All amounts are raw on-chain integer amounts in smallest units. The seed balance diffs show the victim balances going to zero or decreasing sharply and the corresponding attacker-controlled recipients increasing by the same raw amounts. This is not accounting drift inside the protocol. The loss mechanism is the protocol acting as an unrestricted spender over victim approvals.

7. References

• Verified MinterProxyV2 source at 0x80a0D7A6FD2A22982Ce282933b384568E5c852bF, especially swap() at lines 683-737.

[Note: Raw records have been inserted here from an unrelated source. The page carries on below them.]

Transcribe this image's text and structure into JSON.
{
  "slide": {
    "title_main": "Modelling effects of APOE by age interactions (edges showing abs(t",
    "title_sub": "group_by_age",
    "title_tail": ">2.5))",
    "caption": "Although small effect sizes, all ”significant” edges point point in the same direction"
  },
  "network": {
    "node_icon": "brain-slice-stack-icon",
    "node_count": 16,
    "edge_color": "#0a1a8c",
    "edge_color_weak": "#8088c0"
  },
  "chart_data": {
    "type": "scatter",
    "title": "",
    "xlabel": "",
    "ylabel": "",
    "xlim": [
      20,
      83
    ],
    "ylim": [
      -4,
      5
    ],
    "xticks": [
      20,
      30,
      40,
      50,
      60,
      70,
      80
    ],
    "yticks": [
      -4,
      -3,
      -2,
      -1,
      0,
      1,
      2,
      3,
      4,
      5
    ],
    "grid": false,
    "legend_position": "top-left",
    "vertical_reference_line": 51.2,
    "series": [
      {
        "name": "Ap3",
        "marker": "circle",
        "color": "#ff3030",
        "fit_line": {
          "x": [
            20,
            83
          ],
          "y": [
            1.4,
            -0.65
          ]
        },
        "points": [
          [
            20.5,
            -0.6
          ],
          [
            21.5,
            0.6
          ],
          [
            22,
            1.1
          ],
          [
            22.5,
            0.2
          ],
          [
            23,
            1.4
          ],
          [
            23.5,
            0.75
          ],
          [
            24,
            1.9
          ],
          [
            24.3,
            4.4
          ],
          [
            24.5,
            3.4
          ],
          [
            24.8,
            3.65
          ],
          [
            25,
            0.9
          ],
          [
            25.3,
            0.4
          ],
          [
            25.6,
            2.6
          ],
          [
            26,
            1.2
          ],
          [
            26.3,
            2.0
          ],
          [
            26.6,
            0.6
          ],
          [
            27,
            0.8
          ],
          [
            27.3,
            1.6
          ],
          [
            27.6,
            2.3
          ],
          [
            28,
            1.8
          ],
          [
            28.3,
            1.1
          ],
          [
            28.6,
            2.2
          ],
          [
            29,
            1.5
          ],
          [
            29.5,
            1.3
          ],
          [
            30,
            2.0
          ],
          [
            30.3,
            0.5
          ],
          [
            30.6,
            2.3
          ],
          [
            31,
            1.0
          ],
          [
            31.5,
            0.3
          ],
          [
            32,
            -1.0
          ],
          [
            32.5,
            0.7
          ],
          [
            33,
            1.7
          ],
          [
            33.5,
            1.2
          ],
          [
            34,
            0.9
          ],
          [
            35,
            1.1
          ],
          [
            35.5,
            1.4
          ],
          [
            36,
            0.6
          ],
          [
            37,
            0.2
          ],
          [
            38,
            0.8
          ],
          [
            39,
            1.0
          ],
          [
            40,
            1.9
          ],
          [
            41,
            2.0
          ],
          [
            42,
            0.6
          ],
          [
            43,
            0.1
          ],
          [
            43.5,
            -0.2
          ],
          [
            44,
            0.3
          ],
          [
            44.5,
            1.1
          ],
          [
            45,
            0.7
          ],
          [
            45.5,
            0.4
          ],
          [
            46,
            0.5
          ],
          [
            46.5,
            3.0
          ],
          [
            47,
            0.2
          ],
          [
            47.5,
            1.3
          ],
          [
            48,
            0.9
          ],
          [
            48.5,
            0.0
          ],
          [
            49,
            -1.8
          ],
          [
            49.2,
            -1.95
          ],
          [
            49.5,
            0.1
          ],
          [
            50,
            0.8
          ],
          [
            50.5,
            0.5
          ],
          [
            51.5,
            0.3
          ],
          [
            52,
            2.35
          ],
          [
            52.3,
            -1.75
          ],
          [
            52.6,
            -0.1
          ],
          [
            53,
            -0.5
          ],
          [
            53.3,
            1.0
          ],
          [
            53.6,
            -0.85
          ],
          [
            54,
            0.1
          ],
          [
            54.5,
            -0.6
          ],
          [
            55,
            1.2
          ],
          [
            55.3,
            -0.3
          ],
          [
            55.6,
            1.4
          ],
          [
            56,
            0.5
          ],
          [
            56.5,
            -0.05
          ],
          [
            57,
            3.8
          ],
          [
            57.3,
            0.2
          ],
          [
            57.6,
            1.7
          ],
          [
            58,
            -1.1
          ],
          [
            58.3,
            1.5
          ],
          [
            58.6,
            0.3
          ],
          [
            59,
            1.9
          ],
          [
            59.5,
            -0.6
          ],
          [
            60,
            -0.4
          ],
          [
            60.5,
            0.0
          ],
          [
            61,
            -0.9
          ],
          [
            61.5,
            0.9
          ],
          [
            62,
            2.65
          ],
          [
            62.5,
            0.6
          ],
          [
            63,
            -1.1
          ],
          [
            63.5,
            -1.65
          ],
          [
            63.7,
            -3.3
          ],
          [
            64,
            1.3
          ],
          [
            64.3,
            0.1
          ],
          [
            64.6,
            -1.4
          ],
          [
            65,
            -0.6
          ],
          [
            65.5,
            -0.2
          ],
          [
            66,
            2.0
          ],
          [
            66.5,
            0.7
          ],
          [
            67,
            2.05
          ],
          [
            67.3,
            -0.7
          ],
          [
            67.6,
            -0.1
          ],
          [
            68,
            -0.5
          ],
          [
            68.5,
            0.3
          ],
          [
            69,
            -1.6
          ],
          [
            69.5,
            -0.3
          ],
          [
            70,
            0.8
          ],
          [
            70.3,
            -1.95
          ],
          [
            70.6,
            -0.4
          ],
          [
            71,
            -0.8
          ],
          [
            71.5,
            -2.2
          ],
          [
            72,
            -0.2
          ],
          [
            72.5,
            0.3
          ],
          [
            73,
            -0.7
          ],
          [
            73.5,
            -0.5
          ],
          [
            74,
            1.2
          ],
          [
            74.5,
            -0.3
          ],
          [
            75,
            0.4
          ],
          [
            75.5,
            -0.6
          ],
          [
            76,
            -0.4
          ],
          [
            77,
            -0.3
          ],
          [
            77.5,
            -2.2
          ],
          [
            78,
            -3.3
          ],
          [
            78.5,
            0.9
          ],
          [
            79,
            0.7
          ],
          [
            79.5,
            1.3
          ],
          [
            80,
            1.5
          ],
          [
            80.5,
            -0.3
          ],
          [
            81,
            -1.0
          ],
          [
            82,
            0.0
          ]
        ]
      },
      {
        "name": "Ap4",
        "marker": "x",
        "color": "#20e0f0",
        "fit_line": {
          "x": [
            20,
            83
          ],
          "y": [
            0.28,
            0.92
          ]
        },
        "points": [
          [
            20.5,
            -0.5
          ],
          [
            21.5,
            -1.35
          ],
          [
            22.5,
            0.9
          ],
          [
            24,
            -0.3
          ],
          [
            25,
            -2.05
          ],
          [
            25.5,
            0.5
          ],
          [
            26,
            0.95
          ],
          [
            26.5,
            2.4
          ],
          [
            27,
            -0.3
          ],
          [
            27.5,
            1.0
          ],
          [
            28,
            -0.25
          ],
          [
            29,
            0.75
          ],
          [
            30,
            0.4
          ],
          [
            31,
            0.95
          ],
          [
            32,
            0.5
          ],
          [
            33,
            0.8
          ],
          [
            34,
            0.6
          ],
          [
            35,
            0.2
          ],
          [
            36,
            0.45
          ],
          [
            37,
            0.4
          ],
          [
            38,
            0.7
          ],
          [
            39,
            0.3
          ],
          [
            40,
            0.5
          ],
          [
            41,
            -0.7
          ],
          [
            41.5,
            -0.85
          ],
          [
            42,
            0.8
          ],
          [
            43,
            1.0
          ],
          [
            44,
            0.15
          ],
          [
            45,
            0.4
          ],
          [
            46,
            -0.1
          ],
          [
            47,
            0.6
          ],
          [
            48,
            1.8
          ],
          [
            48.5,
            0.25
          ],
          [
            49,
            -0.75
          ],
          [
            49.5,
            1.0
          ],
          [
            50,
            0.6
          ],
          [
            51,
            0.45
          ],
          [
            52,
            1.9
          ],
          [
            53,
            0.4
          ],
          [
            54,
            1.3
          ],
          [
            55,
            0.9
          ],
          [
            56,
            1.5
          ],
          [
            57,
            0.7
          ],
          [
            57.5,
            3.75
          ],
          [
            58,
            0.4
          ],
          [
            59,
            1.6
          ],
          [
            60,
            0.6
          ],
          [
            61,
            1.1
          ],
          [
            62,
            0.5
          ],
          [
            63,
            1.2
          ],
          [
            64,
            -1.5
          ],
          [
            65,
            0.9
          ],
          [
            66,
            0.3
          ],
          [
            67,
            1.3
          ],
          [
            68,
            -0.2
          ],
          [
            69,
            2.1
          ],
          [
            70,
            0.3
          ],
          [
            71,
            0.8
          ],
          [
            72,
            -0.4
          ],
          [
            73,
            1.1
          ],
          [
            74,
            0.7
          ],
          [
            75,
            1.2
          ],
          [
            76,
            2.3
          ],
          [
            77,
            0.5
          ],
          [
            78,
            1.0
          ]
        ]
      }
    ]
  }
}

• Seed trace for 0x407e09faabf7072cd10dc86b7fa3180ccc1701f52f7fdca29464568498c30997, showing helper-token transferFrom, victim-token transferFrom, and helper-token output check.
• Seed trace for 0xd348b5fc00b26fc1457b70d02f9cb5e5a66a564cc4eba2136a473866a47dac08, showing the same pattern repeated across a larger token basket.
• Seed balance diff for 0x407e09faabf7072cd10dc86b7fa3180ccc1701f52f7fdca29464568498c30997, confirming the BTCB drain from the victim to 0x69795d09aa99a305b4fc2ed158d4944bcd91d59a.
• Seed balance diff for 0xd348b5fc00b26fc1457b70d02f9cb5e5a66a564cc4eba2136a473866a47dac08, confirming multi-token drains from the same victim to 0xacdbe7b770a14ca3bc34865ac3986c0ce771fd68.